It’s all too common to find law firms busting at the seams with an avalanche of paper. Some might say it’s in our nature. The importance of “the original” of a document begins in the hallowed halls of law school. Paper can be trusted, even revered. What better way to authenticate something but to hold it in your hands while examining it, before preserving it into a categorized and alphabetized filing system. That just makes sense. Or, at least it did.
Digital information can be created, altered, copied, stored, and shared far faster and cheaper than paper. As laws, rules, and processes change to allow for better and more secure data storage and transmission, law firms join other industries working to reduce their paper and physical storage use and costs by “going to the cloud” with their data.

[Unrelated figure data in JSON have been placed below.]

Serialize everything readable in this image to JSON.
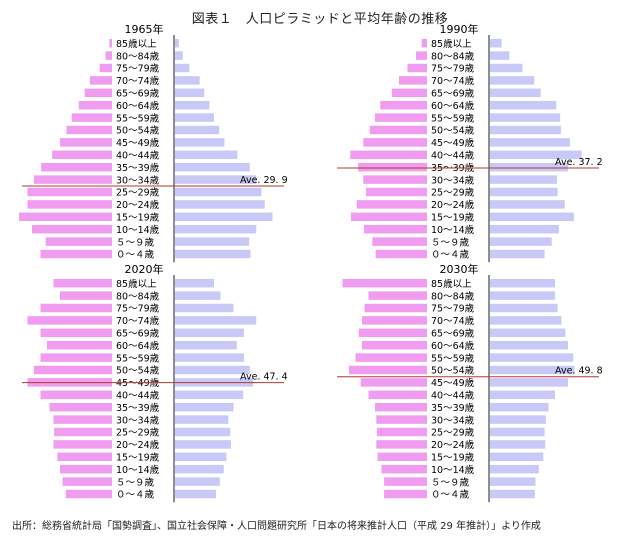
{
  "figure": {
    "title": "図表１　人口ピラミッドと平均年齢の推移",
    "source": "出所：総務省統計局「国勢調査」、国立社会保障・人口問題研究所「日本の将来推計人口（平成 29 年推計）」より作成"
  },
  "colors": {
    "male": "#f09cf0",
    "female": "#c9c9f7",
    "axis": "#444444",
    "average_line": "#b03a2e"
  },
  "chart_data": [
    {
      "type": "bar",
      "title": "1965年",
      "average_label": "Ave. 29. 9",
      "average_age": 29.9,
      "categories": [
        "85歳以上",
        "80～84歳",
        "75～79歳",
        "70～74歳",
        "65～69歳",
        "60～64歳",
        "55～59歳",
        "50～54歳",
        "45～49歳",
        "40～44歳",
        "35～39歳",
        "30～34歳",
        "25～29歳",
        "20～24歳",
        "15～19歳",
        "10～14歳",
        "５～９歳",
        "０～４歳"
      ],
      "series": [
        {
          "values": [
            0.4,
            1.0,
            1.9,
            3.4,
            4.2,
            5.1,
            6.2,
            7.0,
            8.0,
            9.2,
            10.9,
            12.0,
            13.0,
            13.0,
            14.3,
            12.3,
            10.2,
            11.0
          ]
        },
        {
          "values": [
            0.6,
            1.2,
            2.2,
            3.8,
            4.5,
            5.3,
            6.0,
            6.8,
            7.6,
            9.6,
            11.5,
            12.5,
            13.3,
            13.8,
            15.0,
            12.5,
            11.4,
            11.6
          ]
        }
      ]
    },
    {
      "type": "bar",
      "title": "1990年",
      "average_label": "Ave. 37. 2",
      "average_age": 37.2,
      "categories": [
        "85歳以上",
        "80～84歳",
        "75～79歳",
        "70～74歳",
        "65～69歳",
        "60～64歳",
        "55～59歳",
        "50～54歳",
        "45～49歳",
        "40～44歳",
        "35～39歳",
        "30～34歳",
        "25～29歳",
        "20～24歳",
        "15～19歳",
        "10～14歳",
        "５～９歳",
        "０～４歳"
      ],
      "series": [
        {
          "values": [
            0.8,
            1.7,
            3.0,
            4.3,
            5.4,
            7.2,
            8.0,
            8.8,
            9.8,
            11.8,
            10.6,
            9.8,
            9.4,
            10.8,
            11.7,
            9.7,
            8.4,
            7.9
          ]
        },
        {
          "values": [
            1.8,
            3.0,
            5.0,
            6.8,
            7.8,
            10.2,
            10.8,
            10.9,
            12.3,
            14.1,
            12.0,
            10.3,
            10.4,
            11.5,
            12.9,
            10.6,
            9.5,
            8.4
          ]
        }
      ]
    },
    {
      "type": "bar",
      "title": "2020年",
      "average_label": "Ave. 47. 4",
      "average_age": 47.4,
      "categories": [
        "85歳以上",
        "80～84歳",
        "75～79歳",
        "70～74歳",
        "65～69歳",
        "60～64歳",
        "55～59歳",
        "50～54歳",
        "45～49歳",
        "40～44歳",
        "35～39歳",
        "30～34歳",
        "25～29歳",
        "20～24歳",
        "15～19歳",
        "10～14歳",
        "５～９歳",
        "０～４歳"
      ],
      "series": [
        {
          "values": [
            9.0,
            8.0,
            11.0,
            13.0,
            11.0,
            10.0,
            11.0,
            12.0,
            13.0,
            11.0,
            9.6,
            9.0,
            8.9,
            9.0,
            8.4,
            8.0,
            7.6,
            7.1
          ]
        },
        {
          "values": [
            6.0,
            7.0,
            9.0,
            12.5,
            10.6,
            9.5,
            10.6,
            11.5,
            12.0,
            10.5,
            9.0,
            8.2,
            8.5,
            8.6,
            7.9,
            7.5,
            6.9,
            6.3
          ]
        }
      ]
    },
    {
      "type": "bar",
      "title": "2030年",
      "average_label": "Ave. 49. 8",
      "average_age": 49.8,
      "categories": [
        "85歳以上",
        "80～84歳",
        "75～79歳",
        "70～74歳",
        "65～69歳",
        "60～64歳",
        "55～59歳",
        "50～54歳",
        "45～49歳",
        "40～44歳",
        "35～39歳",
        "30～34歳",
        "25～29歳",
        "20～24歳",
        "15～19歳",
        "10～14歳",
        "５～９歳",
        "０～４歳"
      ],
      "series": [
        {
          "values": [
            13.0,
            9.0,
            9.6,
            10.0,
            10.5,
            10.0,
            11.0,
            12.0,
            10.2,
            9.0,
            8.0,
            7.8,
            7.7,
            7.8,
            7.6,
            7.0,
            6.6,
            6.6
          ]
        },
        {
          "values": [
            10.0,
            10.0,
            10.4,
            11.0,
            11.6,
            12.0,
            12.8,
            13.0,
            12.0,
            10.0,
            9.0,
            8.6,
            8.4,
            8.5,
            8.2,
            7.5,
            7.0,
            6.9
          ]
        }
      ]
    }
  ]
}
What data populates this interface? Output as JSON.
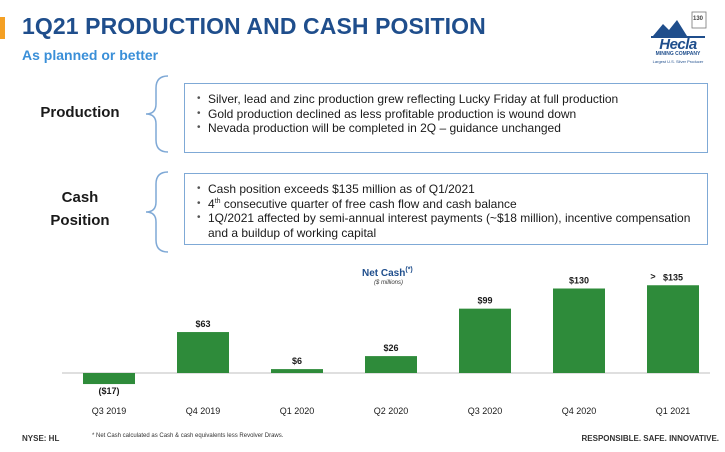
{
  "header": {
    "title": "1Q21 PRODUCTION AND CASH POSITION",
    "subtitle": "As planned or better",
    "accent_color": "#f4a024",
    "title_color": "#1f4e8c",
    "subtitle_color": "#3a8fd8"
  },
  "logo": {
    "name": "Hecla",
    "company": "MINING COMPANY",
    "tagline": "Largest U.S. Silver Producer",
    "badge": "130"
  },
  "production": {
    "label": "Production",
    "bullets": [
      "Silver, lead and zinc production grew reflecting Lucky Friday at full production",
      "Gold production declined as less profitable production is wound down",
      "Nevada production will be completed in 2Q – guidance unchanged"
    ]
  },
  "cash": {
    "label_line1": "Cash",
    "label_line2": "Position",
    "bullet1": "Cash position exceeds $135 million as of Q1/2021",
    "bullet2_num": "4",
    "bullet2_sup": "th",
    "bullet2_rest": " consecutive quarter of free cash flow and cash balance",
    "bullet3": "1Q/2021 affected by semi-annual interest payments (~$18 million), incentive compensation and a buildup of working capital"
  },
  "chart_data": {
    "type": "bar",
    "title": "Net Cash",
    "title_sup": "(*)",
    "subtitle": "($ millions)",
    "categories": [
      "Q3 2019",
      "Q4 2019",
      "Q1 2020",
      "Q2 2020",
      "Q3 2020",
      "Q4 2020",
      "Q1 2021"
    ],
    "values": [
      -17,
      63,
      6,
      26,
      99,
      130,
      135
    ],
    "labels": [
      "($17)",
      "$63",
      "$6",
      "$26",
      "$99",
      "$130",
      "$135"
    ],
    "last_label_prefix": ">",
    "bar_color": "#2e8b3a",
    "ylim": [
      -20,
      140
    ]
  },
  "footer": {
    "ticker": "NYSE: HL",
    "note": "* Net Cash calculated as Cash & cash equivalents less Revolver Draws.",
    "slogan": "RESPONSIBLE. SAFE. INNOVATIVE."
  }
}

Lawyers have an extra hurdle to jump with the ethical obligations to their clients’ data. Not only must they ensure the security of their clients’ confidential information, in storage and transmission, they also have an ethical obligation to the ongoing control of the “client file.” The client has a vested right to the surrendering of the client’s documents, or a copy of them. (See Maintenance of client files and records: ISBA Opinion 17-02; Former client access to lawyer’s file: ISBA Opinion 01-01.)

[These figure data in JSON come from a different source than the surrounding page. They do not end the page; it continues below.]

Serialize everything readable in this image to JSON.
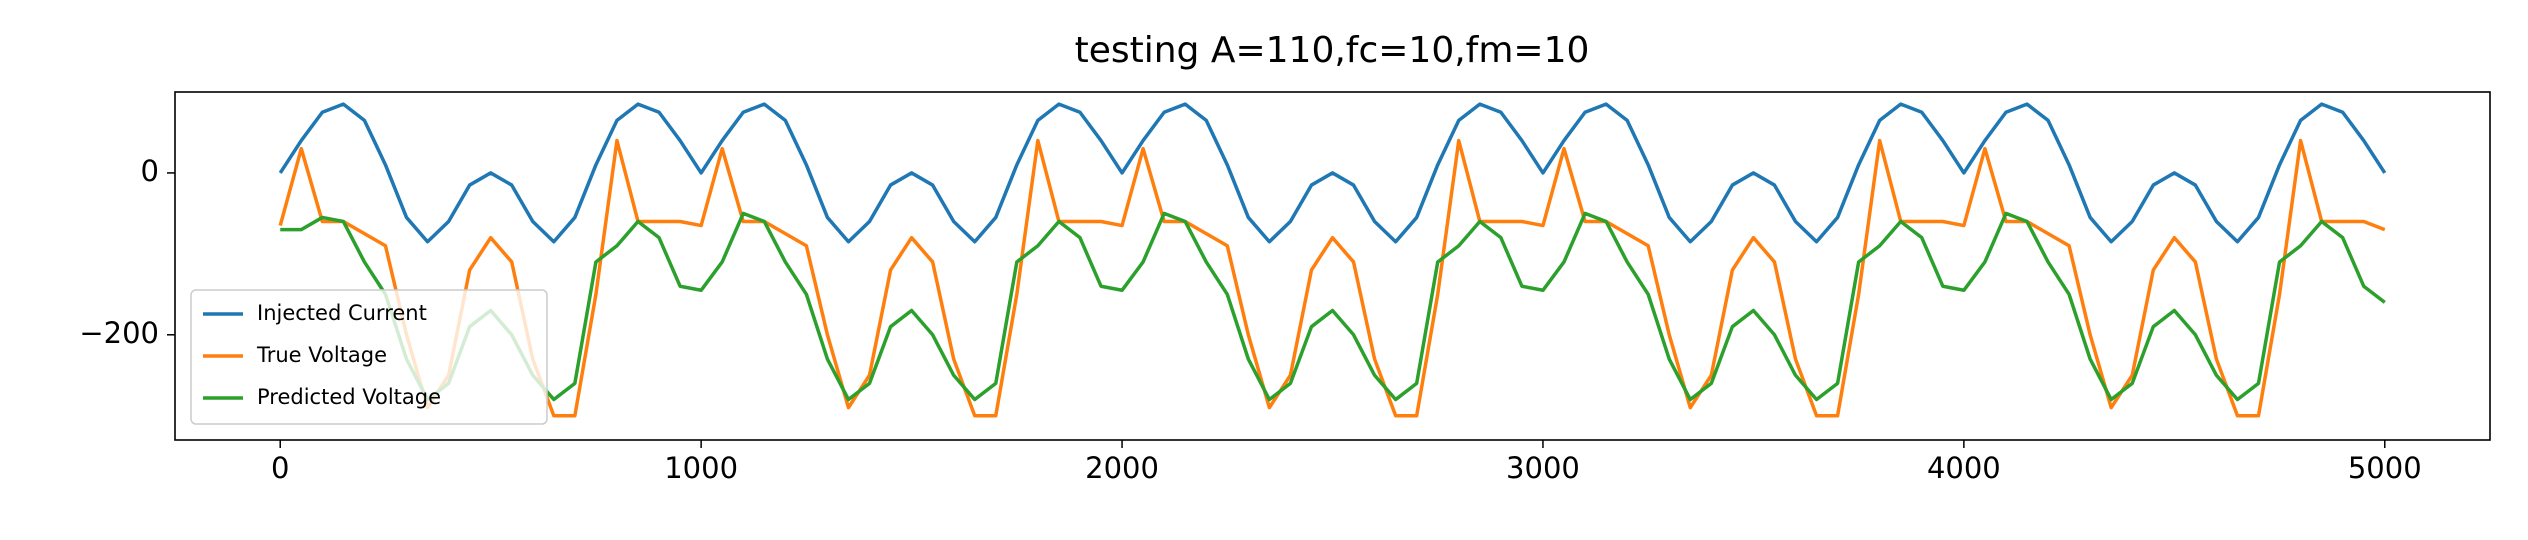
{
  "chart_data": {
    "type": "line",
    "title": "testing A=110,fc=10,fm=10",
    "x": [
      0,
      50,
      100,
      150,
      200,
      250,
      300,
      350,
      400,
      450,
      500,
      550,
      600,
      650,
      700,
      750,
      800,
      850,
      900,
      950,
      1000,
      1050,
      1100,
      1150,
      1200,
      1250,
      1300,
      1350,
      1400,
      1450,
      1500,
      1550,
      1600,
      1650,
      1700,
      1750,
      1800,
      1850,
      1900,
      1950,
      2000,
      2050,
      2100,
      2150,
      2200,
      2250,
      2300,
      2350,
      2400,
      2450,
      2500,
      2550,
      2600,
      2650,
      2700,
      2750,
      2800,
      2850,
      2900,
      2950,
      3000,
      3050,
      3100,
      3150,
      3200,
      3250,
      3300,
      3350,
      3400,
      3450,
      3500,
      3550,
      3600,
      3650,
      3700,
      3750,
      3800,
      3850,
      3900,
      3950,
      4000,
      4050,
      4100,
      4150,
      4200,
      4250,
      4300,
      4350,
      4400,
      4450,
      4500,
      4550,
      4600,
      4650,
      4700,
      4750,
      4800,
      4850,
      4900,
      4950,
      5000
    ],
    "series": [
      {
        "name": "Injected Current",
        "color": "#1f77b4",
        "values": [
          0,
          40,
          75,
          85,
          65,
          10,
          -55,
          -85,
          -60,
          -15,
          0,
          -15,
          -60,
          -85,
          -55,
          10,
          65,
          85,
          75,
          40,
          0,
          40,
          75,
          85,
          65,
          10,
          -55,
          -85,
          -60,
          -15,
          0,
          -15,
          -60,
          -85,
          -55,
          10,
          65,
          85,
          75,
          40,
          0,
          40,
          75,
          85,
          65,
          10,
          -55,
          -85,
          -60,
          -15,
          0,
          -15,
          -60,
          -85,
          -55,
          10,
          65,
          85,
          75,
          40,
          0,
          40,
          75,
          85,
          65,
          10,
          -55,
          -85,
          -60,
          -15,
          0,
          -15,
          -60,
          -85,
          -55,
          10,
          65,
          85,
          75,
          40,
          0,
          40,
          75,
          85,
          65,
          10,
          -55,
          -85,
          -60,
          -15,
          0,
          -15,
          -60,
          -85,
          -55,
          10,
          65,
          85,
          75,
          40,
          0
        ]
      },
      {
        "name": "True Voltage",
        "color": "#ff7f0e",
        "values": [
          -65,
          30,
          -60,
          -60,
          -75,
          -90,
          -200,
          -290,
          -250,
          -120,
          -80,
          -110,
          -230,
          -300,
          -300,
          -150,
          40,
          -60,
          -60,
          -60,
          -65,
          30,
          -60,
          -60,
          -75,
          -90,
          -200,
          -290,
          -250,
          -120,
          -80,
          -110,
          -230,
          -300,
          -300,
          -150,
          40,
          -60,
          -60,
          -60,
          -65,
          30,
          -60,
          -60,
          -75,
          -90,
          -200,
          -290,
          -250,
          -120,
          -80,
          -110,
          -230,
          -300,
          -300,
          -150,
          40,
          -60,
          -60,
          -60,
          -65,
          30,
          -60,
          -60,
          -75,
          -90,
          -200,
          -290,
          -250,
          -120,
          -80,
          -110,
          -230,
          -300,
          -300,
          -150,
          40,
          -60,
          -60,
          -60,
          -65,
          30,
          -60,
          -60,
          -75,
          -90,
          -200,
          -290,
          -250,
          -120,
          -80,
          -110,
          -230,
          -300,
          -300,
          -150,
          40,
          -60,
          -60,
          -60,
          -70
        ]
      },
      {
        "name": "Predicted Voltage",
        "color": "#2ca02c",
        "values": [
          -70,
          -70,
          -55,
          -60,
          -110,
          -150,
          -230,
          -280,
          -260,
          -190,
          -170,
          -200,
          -250,
          -280,
          -260,
          -110,
          -90,
          -60,
          -80,
          -140,
          -145,
          -110,
          -50,
          -60,
          -110,
          -150,
          -230,
          -280,
          -260,
          -190,
          -170,
          -200,
          -250,
          -280,
          -260,
          -110,
          -90,
          -60,
          -80,
          -140,
          -145,
          -110,
          -50,
          -60,
          -110,
          -150,
          -230,
          -280,
          -260,
          -190,
          -170,
          -200,
          -250,
          -280,
          -260,
          -110,
          -90,
          -60,
          -80,
          -140,
          -145,
          -110,
          -50,
          -60,
          -110,
          -150,
          -230,
          -280,
          -260,
          -190,
          -170,
          -200,
          -250,
          -280,
          -260,
          -110,
          -90,
          -60,
          -80,
          -140,
          -145,
          -110,
          -50,
          -60,
          -110,
          -150,
          -230,
          -280,
          -260,
          -190,
          -170,
          -200,
          -250,
          -280,
          -260,
          -110,
          -90,
          -60,
          -80,
          -140,
          -160
        ]
      }
    ],
    "xlim": [
      -250,
      5250
    ],
    "xticks": [
      0,
      1000,
      2000,
      3000,
      4000,
      5000
    ],
    "ylim": [
      -330,
      100
    ],
    "yticks": [
      {
        "value": -200,
        "label": "−200"
      },
      0
    ],
    "legend": "lower left"
  }
}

Not Paperless, But Less Paper
Lawyers may use cloud-based data storage of confidential information while still protecting their client confidentiality responsibilities. Over 20 state bar associations have issued ethics opinions on this topic, and all have reached the conclusion that lawyers may ethically use cloud computing, so long as they exercise reasonable care to keep client information and files confidential. Some of those opinions may be found on the ABA Legal Technology Resource Center’s page (note that it is an incomplete list with Illinois and possibly others omitted).